L’enseigne a choisi de se singulariser par une carte plus courte que la concurrence et en travaillant uniquement des produits frais. « Nous ne voulons pas chercher tous les instants de consommation, notre produit de base reste le poulet travaillé frais, explique Olivier Régo. C’est notre manière de rester compétitif, en proposant un sandwich best-seller à moins de 9 € qui offre un ratio filet de poulet / panure qui ne renie ni sur la quantité ni sur la qualité. On ne cherche pas à être les moins chers en prix unitaire, mais à proposer un rapport qualité prix. » L’enseigne a malgré tout succombé aux menus dits access devenus « une norme de marché ».

Un déploiement inégal

Malgré une forme de « cannibalisation » décrite par certains en Île-de-France, où le poulet frit est partout, le marché n’en est qu’à ses prémices, notamment en province. « Très peu de chaînes sont implantées hors de la capitale, il y a encore beaucoup de possibilités, note Marvens François dont les trente établissements PB sont présents aussi à Bordeaux, Arras ou encore Marseille. L’enjeu principal en région, c’est de travailler la notoriété. ». La marque Chicken Street, lancée en 2011, qui opère en franchise depuis 2018 et spécialisée dans le sandwich à base de naan au fromage et de poulet frit, a déjà maillé le terrain avec ses 80 restaurants en France et à l’étranger.
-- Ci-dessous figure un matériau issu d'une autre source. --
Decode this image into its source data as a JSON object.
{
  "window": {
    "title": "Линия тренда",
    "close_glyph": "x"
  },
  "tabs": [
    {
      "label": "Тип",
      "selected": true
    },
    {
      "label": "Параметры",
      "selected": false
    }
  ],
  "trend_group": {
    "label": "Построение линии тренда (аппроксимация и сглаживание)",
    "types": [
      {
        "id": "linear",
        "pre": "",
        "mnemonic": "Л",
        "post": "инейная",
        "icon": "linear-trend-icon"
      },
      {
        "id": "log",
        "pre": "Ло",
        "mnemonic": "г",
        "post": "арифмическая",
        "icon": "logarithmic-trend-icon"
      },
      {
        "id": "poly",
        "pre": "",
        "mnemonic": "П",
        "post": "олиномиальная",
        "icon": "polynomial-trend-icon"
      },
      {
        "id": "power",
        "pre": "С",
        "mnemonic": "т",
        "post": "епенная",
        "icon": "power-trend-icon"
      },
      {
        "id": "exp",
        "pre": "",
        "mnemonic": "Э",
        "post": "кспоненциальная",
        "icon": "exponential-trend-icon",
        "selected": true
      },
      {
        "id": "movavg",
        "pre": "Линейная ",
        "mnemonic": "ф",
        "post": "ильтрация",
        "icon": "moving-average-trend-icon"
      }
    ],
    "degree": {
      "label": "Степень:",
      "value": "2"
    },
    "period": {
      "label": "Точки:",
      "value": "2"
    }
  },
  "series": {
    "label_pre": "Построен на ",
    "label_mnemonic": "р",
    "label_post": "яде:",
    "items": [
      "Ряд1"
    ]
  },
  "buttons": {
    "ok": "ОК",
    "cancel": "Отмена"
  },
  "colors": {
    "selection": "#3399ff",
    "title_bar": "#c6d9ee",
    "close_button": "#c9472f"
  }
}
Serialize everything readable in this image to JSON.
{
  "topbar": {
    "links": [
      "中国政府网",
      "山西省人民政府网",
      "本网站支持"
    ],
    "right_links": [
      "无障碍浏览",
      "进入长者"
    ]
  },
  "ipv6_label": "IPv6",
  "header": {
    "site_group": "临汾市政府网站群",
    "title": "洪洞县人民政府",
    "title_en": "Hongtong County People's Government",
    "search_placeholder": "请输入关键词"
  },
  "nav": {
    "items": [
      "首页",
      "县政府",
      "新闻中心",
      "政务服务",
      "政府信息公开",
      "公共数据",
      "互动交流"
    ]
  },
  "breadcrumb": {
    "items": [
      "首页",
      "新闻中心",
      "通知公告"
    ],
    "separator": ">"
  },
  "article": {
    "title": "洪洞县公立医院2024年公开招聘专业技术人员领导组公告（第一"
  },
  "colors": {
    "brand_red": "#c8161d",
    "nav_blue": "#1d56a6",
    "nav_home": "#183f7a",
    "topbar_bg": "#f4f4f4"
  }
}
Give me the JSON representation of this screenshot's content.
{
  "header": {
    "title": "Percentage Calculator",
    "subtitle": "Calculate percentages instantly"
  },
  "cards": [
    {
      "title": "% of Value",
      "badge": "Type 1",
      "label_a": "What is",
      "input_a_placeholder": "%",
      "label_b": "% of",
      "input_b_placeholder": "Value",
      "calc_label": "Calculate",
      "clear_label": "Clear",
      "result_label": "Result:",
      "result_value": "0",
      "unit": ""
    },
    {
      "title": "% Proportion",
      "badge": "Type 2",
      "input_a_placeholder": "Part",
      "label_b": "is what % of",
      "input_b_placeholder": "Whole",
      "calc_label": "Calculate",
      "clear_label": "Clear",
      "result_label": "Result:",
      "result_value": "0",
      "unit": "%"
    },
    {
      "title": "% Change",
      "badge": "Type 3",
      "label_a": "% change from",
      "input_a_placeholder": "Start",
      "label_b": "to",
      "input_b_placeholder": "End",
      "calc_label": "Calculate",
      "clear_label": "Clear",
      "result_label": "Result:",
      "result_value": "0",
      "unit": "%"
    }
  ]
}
Elle vise 100 points de vente d’ici fin 2025 sous trois formats, notamment un drive et un coffee-shop qui amènent une nouvelle approche. François Charpy estime que le marché hexagonal est très loin d’être saturé. « Il y a de la place pour des marques nationales à condition qu’elles sachent se différencier. Je suis curieux de voir comment vont être accueillis des concepts comme Piou ! Piou ! ou Chick’Chill, l’enseigne imaginée par Mohamed Cheick C’est un marché qui bouge. Les cartes seront encore rebattues, notamment avec l’arrivée de mastodontes comme Chick-fil-A, qui a annoncé son implantation au Royaume-Uni cette année. » Parmi les marques qui dénotent, Piou ! Piou !, fondée à Paris, vient de faire son démarrage en franchise à Lyon sous la houlette du groupe Grand Feu (Pizza Cozy, Greekia). « J’ai été interpellé par la proposition dans la mesure où ce n’est pas réellement un concept, plutôt une identité centrée sur un produit et un savoir-faire d’artisan, raconte Florent Mercier, PDG du groupe. Nous avons rationalisé la production pour que les points de vente gagnent en efficacité, tout en gardant les recettes et le sourcing français. »

L’enseigne vise 3 à 4 unités d’ici la fin de l’année. Du côté des enseignes leaders, l’heure est à la surenchère. Avec ses 363 restaurants, KFC a une longueur d’avance sur Popeyes qui en projette 300 d’ici 2032. Le leader entend tout de même asseoir son statut, et met toutes les chances de son côté pour atteindre les 600 établissements annoncés d’ici 2027. S’il cale sur le modèle de la franchise, KFC accélère par un autre biais et lance un programme de location-gérance. Celui-ci doit permettre à de nouveaux investisseurs de rejoindre le réseau avec une mise initiale réduite pour faciliter l’accès à la gestion d’un restaurant.

En 2025, quatre restaurants devraient ouvrir sous cette forme, une quinzaine l’année prochaine. Popeyes parie de son côté sur une stratégie à part égale entre succursales et franchises, cette option étant privilégiée pour le maillage régional « en misant sur l’expertise locale des franchisés ». La marque se projette majoritairement dans des emplacements de centre-ville et en centres commerciaux, « avec un objectif clairement axé sur la restauration à table ». Les dark kitchens, au nombre de trois, viennent pour le moment en support pour désaturer les établissements avec une très forte affluence. Enfin, le sud-coréen Bonchon (trois restaurants à Paris) espère atteindre 25 restaurants en France et 15 en Espagne dans les années à venir.